Al suo primo incontro con Goldoni, Servillo parte dalla riduzione di Giorgio Strehler che lo mise in scena nel 1954, per poi ritornarvi più volte in giro per l’Europa con allestimenti rimasti famosi. Ma poi se ne allontana, scegliendo un suo personale percorso e un approccio originale: il risultato è uno spettacolo che ha una sua ragione e un suo ritmo interno molto ben definito, in cui a venire in primo piano sono più che i dolori, le intermittenze del cuore, quel senso di inguaribile malinconia che guida le esistenze dei personaggi giovani che sono i veri sconfitti di questa vicenda.

Una storia segnata dalla ricerca di un’impossibile felicità che sembra percorrere questa società allo sbando, che cerca di tamponare la propria infelicità con le parole, difficili da dire e da pensare se il pensiero, la consapevolezza di ciò che conta davvero nella vita sono ancora lontani.
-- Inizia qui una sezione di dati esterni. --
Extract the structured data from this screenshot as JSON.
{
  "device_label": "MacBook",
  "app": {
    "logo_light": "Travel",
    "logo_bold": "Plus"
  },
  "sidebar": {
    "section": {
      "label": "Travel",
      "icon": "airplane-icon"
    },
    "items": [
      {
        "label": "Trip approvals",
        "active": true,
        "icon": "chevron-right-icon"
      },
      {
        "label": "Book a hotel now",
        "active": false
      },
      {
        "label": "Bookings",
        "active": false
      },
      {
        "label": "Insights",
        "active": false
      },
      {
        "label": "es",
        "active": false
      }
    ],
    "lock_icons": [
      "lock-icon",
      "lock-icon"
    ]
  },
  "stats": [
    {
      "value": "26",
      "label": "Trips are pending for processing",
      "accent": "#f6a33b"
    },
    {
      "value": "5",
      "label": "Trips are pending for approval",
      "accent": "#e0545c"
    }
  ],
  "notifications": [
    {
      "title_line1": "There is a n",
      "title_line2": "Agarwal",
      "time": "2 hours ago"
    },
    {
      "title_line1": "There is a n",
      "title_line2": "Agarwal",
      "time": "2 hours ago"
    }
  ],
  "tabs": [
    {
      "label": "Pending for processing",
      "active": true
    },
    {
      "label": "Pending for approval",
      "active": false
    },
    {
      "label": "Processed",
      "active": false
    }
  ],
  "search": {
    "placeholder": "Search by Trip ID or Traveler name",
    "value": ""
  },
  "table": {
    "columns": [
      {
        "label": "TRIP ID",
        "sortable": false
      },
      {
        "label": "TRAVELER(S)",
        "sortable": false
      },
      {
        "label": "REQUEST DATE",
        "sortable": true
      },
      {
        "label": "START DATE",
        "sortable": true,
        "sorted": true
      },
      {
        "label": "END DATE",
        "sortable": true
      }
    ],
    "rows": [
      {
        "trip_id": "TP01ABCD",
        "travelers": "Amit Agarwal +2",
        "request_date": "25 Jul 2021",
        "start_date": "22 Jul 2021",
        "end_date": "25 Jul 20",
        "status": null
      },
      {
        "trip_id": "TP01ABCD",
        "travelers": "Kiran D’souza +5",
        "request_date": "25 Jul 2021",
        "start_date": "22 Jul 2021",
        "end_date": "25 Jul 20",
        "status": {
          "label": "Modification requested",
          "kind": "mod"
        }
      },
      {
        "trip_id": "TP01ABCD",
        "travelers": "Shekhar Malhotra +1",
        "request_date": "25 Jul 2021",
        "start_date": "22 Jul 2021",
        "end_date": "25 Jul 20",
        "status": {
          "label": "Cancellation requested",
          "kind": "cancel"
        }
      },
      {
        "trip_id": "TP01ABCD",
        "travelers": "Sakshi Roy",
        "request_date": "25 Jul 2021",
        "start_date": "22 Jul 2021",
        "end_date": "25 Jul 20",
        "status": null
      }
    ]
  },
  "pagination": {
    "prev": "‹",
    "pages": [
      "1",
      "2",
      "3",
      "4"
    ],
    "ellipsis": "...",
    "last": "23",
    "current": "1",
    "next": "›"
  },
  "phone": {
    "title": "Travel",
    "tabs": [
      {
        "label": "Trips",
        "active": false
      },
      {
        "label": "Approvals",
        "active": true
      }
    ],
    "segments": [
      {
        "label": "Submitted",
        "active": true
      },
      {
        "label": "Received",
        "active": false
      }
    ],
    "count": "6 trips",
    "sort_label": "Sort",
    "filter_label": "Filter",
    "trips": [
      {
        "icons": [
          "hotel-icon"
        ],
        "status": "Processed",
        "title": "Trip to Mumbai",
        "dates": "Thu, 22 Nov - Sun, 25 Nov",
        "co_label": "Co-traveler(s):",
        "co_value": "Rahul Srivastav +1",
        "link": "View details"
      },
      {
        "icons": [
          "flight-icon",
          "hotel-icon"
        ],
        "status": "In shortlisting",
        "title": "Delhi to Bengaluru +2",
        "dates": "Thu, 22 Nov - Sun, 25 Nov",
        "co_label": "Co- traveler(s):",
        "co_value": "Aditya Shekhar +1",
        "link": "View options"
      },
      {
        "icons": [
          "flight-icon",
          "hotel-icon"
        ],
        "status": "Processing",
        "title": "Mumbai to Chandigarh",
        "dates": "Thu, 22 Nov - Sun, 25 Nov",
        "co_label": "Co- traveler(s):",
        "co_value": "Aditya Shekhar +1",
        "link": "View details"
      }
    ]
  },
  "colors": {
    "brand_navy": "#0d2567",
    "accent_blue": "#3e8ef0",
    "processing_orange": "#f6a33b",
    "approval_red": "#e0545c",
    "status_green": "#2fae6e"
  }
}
Servillo regista, con l’aiuto delle scene di Carlo Sala, gioca lo spettacolo fra dentro e fuori, fra le stanze chiuse e un po’ opprimenti delle case di città alle quali si contrappone la lussureggiante natura della villeggiatura dove si vive soprattutto all’esterno, illuminati da un sole sfolgorante e dove si svolge la vita oziosa e annoiata dei villeggianti fra giochi di carte, corteggiamenti, risate, raggiri, inganni amori senza lieto fine.

Come attore Servillo riserva per sé la parte dello “scrocco” Ferdinando che corteggia pieno di speranze una vecchia stralunata (la divertente Betti Pedrazzi) pur di avere in cambio la sicurezza economica: passo strascicato, parole al ralenti, occhialini neri per riparasi dal sole ma forse anche per nascondersi: imbroglione ma simpatico è il vero motore di tutta la storia, il tessitore d’inganni in un mondo che paradossalmente sembra aspettare solo questo.

Intorno a lui ruotano tutti i personaggi, a cominciare dagli adulti che dovrebbero essere saggi e che forse lo sono sia pure alla loro maniera, interpretati da Gigio Morra, che più che saggio è pedante, e da Paolo Graziosi, irresistibile nella sua pigrizia da simpatico nullafacente.

E poi in questa commedia dell’amore e del caso ci sono i giovani, le vittime predestinate, due coppie che non sono bene assortite dove lui ama lei che ama, riamata un altro che a sua volta è amato non troppo felicemente dalla sorella del primo. Ma le pene d’amore sono destinate a rimanere senza costrutto, senza happy end: è tempo di entrare nell’età adulta davvero, di essere responsabili e di sapere che dietro le facciate spesso è l’infelicità che conta.

Lo capiscono a loro spese le due coppie di giovani: la Giacinta di cui Anna Della Rosa rende gli slanci del cuore ma anche la capacità di sacrificare il proprio amore per Guglielmo, ragionatore romantico (il convincente sottile Tommaso Ragno) e prendersi invece Leonardo (Andrea Renzi) che la ama ma che certo non è un bravo amministratore dei propri beni e la peperina Vittoria di Eva Cambiale, per la quale è facile pronosticare una vita malinconica.

Così succede anche agli altri protagonisti della trilogia, che vorrebbero ma non possono raggiungere quello status sociale e quella felicità che anche il democratico Goldoni non era disposto a concedergli.